Тапиока молчал, погруженный в глубокомысленные расчеты.

– Но ведь все это, – сказал он, глядя на Каскариллью, словно человек, бредящий наяву, – все это должно стоить бешеных денег.

– О! Тысяч двадцать лир…

– И ты бросаешь двадцать тысяч лир на путешествие в двадцать четыре часа?

– Вот именно.

– Зря, значит, ни за что, ни про что?

– «Ни за что, ни про что» не совсем верно сказано… – заметил Каскариллья, и губы его искривились легкой улыбкой, насмешливой и высокомерной в одно и то же время, которая обладала способностью переворачивать вверх дном все незатейливые логические построения наивного Тапиоки.

И он смотрел на Каскариллью, пытаясь прочесть в его лице и фигуре разгадку тайны, которая ему не давалась.

Перед ним стоял элегантный молодой человек, в новеньком с иголочки, шикарном светском костюме. С высокого породистого подъема ноги в лакированном ботинке взгляд Тапиоки перескочил на изящный пробор каштановых волос, опущенных со лба и коротко подстриженных с затылка по последней американской моде; испытующе остановился на выразительном, энергичном, худом, бледном, бритом лице; скользнул по роскошной белой розе, эффектно воткнутой в петличку фрака, и несколько более настойчиво побродил вокруг нежного опалового отлива запонок из восточного жемчуга, замыкавших края белоснежной манишки.

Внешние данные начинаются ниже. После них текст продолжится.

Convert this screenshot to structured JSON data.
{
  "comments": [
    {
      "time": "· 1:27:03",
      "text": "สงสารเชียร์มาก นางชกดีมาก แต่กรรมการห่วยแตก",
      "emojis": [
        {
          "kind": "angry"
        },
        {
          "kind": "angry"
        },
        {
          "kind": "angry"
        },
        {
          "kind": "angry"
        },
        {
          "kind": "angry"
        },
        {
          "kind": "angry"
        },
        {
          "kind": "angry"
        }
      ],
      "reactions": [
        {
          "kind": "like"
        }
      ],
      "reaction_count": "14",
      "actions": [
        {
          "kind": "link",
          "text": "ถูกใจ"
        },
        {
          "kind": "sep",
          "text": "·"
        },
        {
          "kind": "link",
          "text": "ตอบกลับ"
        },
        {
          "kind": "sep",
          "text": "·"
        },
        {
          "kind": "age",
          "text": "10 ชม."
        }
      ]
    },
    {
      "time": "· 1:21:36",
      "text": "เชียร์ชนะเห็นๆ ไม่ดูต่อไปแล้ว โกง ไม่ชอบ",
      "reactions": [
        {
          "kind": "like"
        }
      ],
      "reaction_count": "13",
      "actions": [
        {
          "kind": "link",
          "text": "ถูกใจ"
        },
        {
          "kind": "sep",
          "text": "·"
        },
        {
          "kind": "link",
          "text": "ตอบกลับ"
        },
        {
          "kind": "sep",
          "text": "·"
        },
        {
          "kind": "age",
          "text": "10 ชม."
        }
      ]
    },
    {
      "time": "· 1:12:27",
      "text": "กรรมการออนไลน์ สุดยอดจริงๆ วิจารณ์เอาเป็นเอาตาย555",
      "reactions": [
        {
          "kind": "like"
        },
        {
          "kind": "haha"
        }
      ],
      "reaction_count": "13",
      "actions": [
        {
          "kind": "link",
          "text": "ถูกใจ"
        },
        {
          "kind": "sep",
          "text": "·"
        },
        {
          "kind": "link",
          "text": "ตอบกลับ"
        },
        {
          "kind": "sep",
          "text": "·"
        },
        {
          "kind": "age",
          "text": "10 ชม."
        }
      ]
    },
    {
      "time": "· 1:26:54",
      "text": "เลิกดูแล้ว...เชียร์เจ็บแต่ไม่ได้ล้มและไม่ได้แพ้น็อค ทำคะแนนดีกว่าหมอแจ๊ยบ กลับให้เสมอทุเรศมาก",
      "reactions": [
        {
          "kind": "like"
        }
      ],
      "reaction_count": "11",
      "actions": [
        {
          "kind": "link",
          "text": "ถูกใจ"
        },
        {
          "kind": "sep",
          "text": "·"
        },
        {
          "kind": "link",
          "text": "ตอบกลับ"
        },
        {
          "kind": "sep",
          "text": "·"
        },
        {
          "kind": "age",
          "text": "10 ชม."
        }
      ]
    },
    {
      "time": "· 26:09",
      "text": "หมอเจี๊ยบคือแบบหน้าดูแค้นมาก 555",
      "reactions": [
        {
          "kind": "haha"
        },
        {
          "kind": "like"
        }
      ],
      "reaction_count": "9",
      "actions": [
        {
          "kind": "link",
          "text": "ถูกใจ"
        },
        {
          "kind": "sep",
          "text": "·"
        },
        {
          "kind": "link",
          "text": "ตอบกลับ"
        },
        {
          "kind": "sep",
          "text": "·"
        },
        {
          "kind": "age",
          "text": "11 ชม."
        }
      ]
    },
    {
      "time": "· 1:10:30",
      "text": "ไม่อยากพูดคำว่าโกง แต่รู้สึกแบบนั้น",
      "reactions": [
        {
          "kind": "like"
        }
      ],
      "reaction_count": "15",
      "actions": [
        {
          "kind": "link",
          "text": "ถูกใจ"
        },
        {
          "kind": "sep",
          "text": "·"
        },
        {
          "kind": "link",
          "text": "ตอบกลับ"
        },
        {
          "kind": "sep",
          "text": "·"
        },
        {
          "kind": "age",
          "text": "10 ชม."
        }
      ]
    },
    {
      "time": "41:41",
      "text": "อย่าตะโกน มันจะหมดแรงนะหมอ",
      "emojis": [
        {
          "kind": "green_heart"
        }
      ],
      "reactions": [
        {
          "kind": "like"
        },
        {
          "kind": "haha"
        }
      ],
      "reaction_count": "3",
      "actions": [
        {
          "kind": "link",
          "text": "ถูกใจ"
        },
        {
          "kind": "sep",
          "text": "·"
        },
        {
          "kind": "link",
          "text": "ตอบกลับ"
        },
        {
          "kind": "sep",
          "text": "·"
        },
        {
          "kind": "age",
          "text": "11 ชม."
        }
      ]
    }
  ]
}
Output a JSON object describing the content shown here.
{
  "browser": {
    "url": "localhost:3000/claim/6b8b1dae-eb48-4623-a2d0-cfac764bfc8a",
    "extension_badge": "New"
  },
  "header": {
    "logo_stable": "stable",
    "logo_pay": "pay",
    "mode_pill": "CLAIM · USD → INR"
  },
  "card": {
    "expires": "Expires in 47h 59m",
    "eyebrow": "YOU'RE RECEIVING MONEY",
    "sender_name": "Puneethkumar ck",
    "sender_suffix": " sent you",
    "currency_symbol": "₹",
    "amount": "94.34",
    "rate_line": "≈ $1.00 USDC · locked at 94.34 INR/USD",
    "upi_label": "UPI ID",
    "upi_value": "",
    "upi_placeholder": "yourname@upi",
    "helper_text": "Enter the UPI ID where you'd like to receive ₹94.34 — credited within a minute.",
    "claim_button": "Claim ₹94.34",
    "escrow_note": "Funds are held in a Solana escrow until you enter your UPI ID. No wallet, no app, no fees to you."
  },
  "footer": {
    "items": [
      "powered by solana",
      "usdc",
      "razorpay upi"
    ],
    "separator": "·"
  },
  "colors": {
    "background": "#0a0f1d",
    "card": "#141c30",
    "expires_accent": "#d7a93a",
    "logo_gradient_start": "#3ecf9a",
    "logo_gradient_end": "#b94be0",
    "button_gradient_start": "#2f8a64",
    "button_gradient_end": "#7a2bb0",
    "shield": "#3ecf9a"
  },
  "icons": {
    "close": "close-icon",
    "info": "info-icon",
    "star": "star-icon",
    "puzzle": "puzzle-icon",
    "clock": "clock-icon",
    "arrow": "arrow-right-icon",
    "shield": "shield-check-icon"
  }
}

– Понял! – воскликнул неожиданно Тапиока, в мозгу которого загадка осветилась словно вспышкой молнии. – Дело в женщине…

– Ровно ничего не понял! – оборвал Каскариллья. Тогда Тапиока обозлился не на шутку.

– Для чего ты меня задержал? Чтобы насмехаться? За нос водить?

– Ничуть! Напротив: я сказал тебе остаться, чтобы доказать, что Каскариллья не из тех, кто забывает старых друзей. Успокойся! Ты хочешь, стало быть, знать, что я пришел тут делать?

– Я добиваюсь этого чуть не час…

– Я пришел взять три миллиона… – произнес просто Каскариллья.

Тапиока подскочил и выпялил глаза на Каскариллью, очевидно, думая, что видит перед собой сумасшедшего.

– Три ми… мильона? – прошептал он, запинаясь.

– Три миллиона, – повторил насмешливо Каскариллья.

– Здесь… в этом доме… три мильона? – спрашивал Тапиока, совершенно подавленный величием цифры.